21世紀文学研究所

1サラリーマンの読書日記です。

今月読んだ捨ておけぬ三冊(6月編)

「墓は人ではないし、墓碑銘はその人の言葉ではない」飛浩隆「デュオ」)

 しばらくご無沙汰してしまいました。別に仕事が忙しかったわけではなく、どちらかというと丁度いいくらいだったのですが。更新を怠っていたのは、脳内が首位を独走する東京ヤクルトスワローズに占められていたからかも。スター選手がいるでもなく、ケガ人も多く、さらには地味な監督で、それでも粘り強く勝つ今年のヤクルトは、最高に私好みなんですよね。東京に住んでたら、神宮通いが忙しかったかも知れませんが、モスクワでもPCの前に座っていると、思わずニュースを読んでしまいます。今年のイチオシは岩手出身の畠山と、ルーキーの久古です。久古なんかテキストでだけ読んでて、顔知らないけど……いい選手です!

ウィリアム・フォークナー響きと怒り平石貴樹・新納卓也訳)

 ある種いきすぎな読解かも知れないけれど、フォークナーがこの作品で描いているテーマのひとつは、人間は時間ではなく経験に支配されている、ということなのではないだろうか? この小説において、私をとらえて離さないのは、第二章冒頭のクエンティンと父親の対話(、というよりは父親の一方的なモノローグ)。

人間の経験というものが所詮、お祖父さんやひいお祖父さんそれぞれの渇望を満たしはしなかったのと同様、お前の渇望だって満たしはしない、したがって経験には意味などない、という帰謬法の論理ってやつを、おまえがこれ〔時計〕を使って身につけるのは、まさに痛々しいほどうってつけな話じゃないか。
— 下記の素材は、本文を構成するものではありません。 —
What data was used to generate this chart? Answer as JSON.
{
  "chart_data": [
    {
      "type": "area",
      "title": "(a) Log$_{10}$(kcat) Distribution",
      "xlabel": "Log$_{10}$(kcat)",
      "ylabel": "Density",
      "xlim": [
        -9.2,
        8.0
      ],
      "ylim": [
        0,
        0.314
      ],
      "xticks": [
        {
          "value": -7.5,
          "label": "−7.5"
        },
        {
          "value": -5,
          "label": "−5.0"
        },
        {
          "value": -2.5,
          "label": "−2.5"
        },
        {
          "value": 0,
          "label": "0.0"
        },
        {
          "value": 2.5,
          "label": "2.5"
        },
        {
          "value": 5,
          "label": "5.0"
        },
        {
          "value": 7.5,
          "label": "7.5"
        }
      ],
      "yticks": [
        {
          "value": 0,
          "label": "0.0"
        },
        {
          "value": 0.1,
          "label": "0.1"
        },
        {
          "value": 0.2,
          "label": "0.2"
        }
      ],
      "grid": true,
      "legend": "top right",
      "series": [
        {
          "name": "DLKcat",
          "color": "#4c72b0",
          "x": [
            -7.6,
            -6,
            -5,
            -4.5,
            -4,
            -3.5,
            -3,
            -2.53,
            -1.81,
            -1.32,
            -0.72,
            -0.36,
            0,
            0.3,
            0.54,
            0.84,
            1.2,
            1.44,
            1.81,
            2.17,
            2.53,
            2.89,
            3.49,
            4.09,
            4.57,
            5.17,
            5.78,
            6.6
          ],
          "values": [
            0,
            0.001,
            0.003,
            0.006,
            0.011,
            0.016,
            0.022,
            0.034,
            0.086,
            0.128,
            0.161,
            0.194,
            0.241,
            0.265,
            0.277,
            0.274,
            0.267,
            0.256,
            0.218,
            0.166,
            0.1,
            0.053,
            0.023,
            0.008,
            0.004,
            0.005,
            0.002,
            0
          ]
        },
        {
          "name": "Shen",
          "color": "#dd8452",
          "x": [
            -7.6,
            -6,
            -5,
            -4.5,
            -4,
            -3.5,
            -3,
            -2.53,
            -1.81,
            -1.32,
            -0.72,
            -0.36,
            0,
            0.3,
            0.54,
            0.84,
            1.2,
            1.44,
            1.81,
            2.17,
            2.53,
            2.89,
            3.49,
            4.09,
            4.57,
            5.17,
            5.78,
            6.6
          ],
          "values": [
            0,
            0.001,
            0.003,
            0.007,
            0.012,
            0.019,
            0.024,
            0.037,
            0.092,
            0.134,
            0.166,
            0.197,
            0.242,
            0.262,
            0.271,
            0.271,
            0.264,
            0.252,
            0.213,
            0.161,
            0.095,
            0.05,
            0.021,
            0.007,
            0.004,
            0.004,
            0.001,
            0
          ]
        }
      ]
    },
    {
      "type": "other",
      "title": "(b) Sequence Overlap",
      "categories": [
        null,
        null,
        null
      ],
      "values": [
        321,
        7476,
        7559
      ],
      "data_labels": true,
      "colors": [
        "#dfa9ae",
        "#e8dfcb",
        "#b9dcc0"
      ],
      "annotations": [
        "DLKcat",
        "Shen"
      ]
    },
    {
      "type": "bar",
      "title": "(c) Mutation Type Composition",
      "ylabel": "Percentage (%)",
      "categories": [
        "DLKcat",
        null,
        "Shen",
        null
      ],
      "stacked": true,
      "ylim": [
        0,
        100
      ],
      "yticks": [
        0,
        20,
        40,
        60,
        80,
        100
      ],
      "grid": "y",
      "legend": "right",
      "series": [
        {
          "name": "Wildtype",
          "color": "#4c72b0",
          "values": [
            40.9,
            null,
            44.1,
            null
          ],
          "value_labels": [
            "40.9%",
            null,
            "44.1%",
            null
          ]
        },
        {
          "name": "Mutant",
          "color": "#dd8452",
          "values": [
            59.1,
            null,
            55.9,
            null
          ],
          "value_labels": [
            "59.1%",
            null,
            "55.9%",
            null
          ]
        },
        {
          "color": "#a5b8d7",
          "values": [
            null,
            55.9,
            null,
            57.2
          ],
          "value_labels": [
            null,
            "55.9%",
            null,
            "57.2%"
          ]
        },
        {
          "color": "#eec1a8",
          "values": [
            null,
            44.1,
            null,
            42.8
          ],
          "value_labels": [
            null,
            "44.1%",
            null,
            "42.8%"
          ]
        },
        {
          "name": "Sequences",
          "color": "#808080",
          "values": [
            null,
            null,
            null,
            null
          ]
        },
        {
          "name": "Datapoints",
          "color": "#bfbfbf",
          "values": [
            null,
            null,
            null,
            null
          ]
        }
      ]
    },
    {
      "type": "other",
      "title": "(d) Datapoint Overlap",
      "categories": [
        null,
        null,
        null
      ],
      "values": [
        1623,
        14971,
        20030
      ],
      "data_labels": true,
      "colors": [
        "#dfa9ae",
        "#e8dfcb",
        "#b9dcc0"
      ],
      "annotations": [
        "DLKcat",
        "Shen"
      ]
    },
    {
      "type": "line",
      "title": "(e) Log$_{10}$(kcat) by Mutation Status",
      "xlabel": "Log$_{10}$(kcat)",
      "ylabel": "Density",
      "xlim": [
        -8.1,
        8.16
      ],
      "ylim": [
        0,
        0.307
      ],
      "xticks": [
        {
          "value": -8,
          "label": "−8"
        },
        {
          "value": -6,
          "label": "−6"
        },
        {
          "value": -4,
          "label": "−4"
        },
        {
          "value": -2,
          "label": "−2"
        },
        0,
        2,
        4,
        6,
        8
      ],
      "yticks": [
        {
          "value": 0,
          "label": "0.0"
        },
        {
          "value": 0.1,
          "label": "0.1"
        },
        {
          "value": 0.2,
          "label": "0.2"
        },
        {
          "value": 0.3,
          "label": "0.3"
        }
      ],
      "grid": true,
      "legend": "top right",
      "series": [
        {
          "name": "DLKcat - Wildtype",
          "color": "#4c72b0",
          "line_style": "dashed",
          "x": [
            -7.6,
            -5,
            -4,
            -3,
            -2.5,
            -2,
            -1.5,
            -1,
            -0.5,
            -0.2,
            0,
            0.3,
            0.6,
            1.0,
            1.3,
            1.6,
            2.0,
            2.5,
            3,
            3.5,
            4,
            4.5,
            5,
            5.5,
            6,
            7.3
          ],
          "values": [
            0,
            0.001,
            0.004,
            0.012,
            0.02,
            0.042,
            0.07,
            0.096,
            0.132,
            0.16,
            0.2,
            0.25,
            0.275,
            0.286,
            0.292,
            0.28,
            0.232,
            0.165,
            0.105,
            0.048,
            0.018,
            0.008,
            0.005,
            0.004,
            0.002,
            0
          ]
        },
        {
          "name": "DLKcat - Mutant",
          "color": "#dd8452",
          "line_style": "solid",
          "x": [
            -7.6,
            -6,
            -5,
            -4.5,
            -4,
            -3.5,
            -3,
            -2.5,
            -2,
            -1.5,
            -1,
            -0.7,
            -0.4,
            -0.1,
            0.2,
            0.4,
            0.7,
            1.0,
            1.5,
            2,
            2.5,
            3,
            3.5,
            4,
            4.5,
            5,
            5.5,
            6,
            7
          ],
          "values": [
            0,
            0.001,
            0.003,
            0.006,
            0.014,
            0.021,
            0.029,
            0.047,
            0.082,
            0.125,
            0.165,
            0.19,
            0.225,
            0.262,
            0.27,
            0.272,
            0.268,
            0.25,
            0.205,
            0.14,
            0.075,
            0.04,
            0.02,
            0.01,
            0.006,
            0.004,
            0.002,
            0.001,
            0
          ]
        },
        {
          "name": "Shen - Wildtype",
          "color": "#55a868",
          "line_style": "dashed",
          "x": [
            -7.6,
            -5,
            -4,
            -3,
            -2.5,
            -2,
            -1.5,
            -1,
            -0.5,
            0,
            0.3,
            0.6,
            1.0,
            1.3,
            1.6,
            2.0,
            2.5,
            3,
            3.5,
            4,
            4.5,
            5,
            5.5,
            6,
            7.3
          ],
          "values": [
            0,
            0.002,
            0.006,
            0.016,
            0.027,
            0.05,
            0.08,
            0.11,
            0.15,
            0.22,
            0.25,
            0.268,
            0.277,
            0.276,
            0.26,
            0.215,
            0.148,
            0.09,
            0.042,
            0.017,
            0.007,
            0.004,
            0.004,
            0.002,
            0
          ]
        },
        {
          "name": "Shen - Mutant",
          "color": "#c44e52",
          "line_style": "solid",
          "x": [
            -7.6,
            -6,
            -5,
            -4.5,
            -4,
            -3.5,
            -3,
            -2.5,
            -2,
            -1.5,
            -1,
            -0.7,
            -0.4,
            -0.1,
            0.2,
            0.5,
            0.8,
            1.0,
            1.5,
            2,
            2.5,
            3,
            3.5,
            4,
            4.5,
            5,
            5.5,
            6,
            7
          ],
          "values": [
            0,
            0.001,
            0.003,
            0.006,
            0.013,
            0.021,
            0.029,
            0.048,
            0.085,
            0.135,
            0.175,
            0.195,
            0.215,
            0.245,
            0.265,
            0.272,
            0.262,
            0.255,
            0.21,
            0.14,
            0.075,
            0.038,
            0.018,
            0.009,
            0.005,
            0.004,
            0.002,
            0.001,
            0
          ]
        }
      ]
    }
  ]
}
語りの問題に話を移すなら、ベンジーが語り手になっている第一章は、まったく時間に支配されていないわけだし、第二章はクエンティンの時間からの逃走になっている。しかしながら、ベンジーがその非・原罪性のゆえに無垢である、と考えることはできないだろう。ベンジー自身は時間を知覚していないけれども、経験は積みかさなり少なからず彼の生に影響を与えているのである。

大庭みな子『むかし女がいた』

 この本を読んで、思わず25巻本の全集を買いはじめた。徐々に、書くことも増えていくだろうと思うので、今は、文庫本一冊読んで全集を買いはじめるくらいの本だったと思っていただければよい。

冲方丁 『マルドゥック・スクランブル

 少女娼婦ルーン・バロットは、じぶんを請け出した男、シェルに殺されそうになるところを、「事件屋」のウフコックとドクター・イースターに救われる。禁じられた科学技術の使用を例外的に許可する、「マルドゥック・スクランブル09」を発動されたバロットは、周囲の(おもに電気的な)環境に干渉できる人工皮膚を手に入れ、ウフコック、ドクターとともに、シェルとその裏にある組織と闘うことになる。しかし、シェルはウフコックの昔の相棒、ボイルドを雇い……
 というのが、だいたいのところのあらすじだが、やっぱりこの小説のヤマ場はカジノシーン。『麻雀放浪記』なみのギャンブル小説として抜群におもしろい。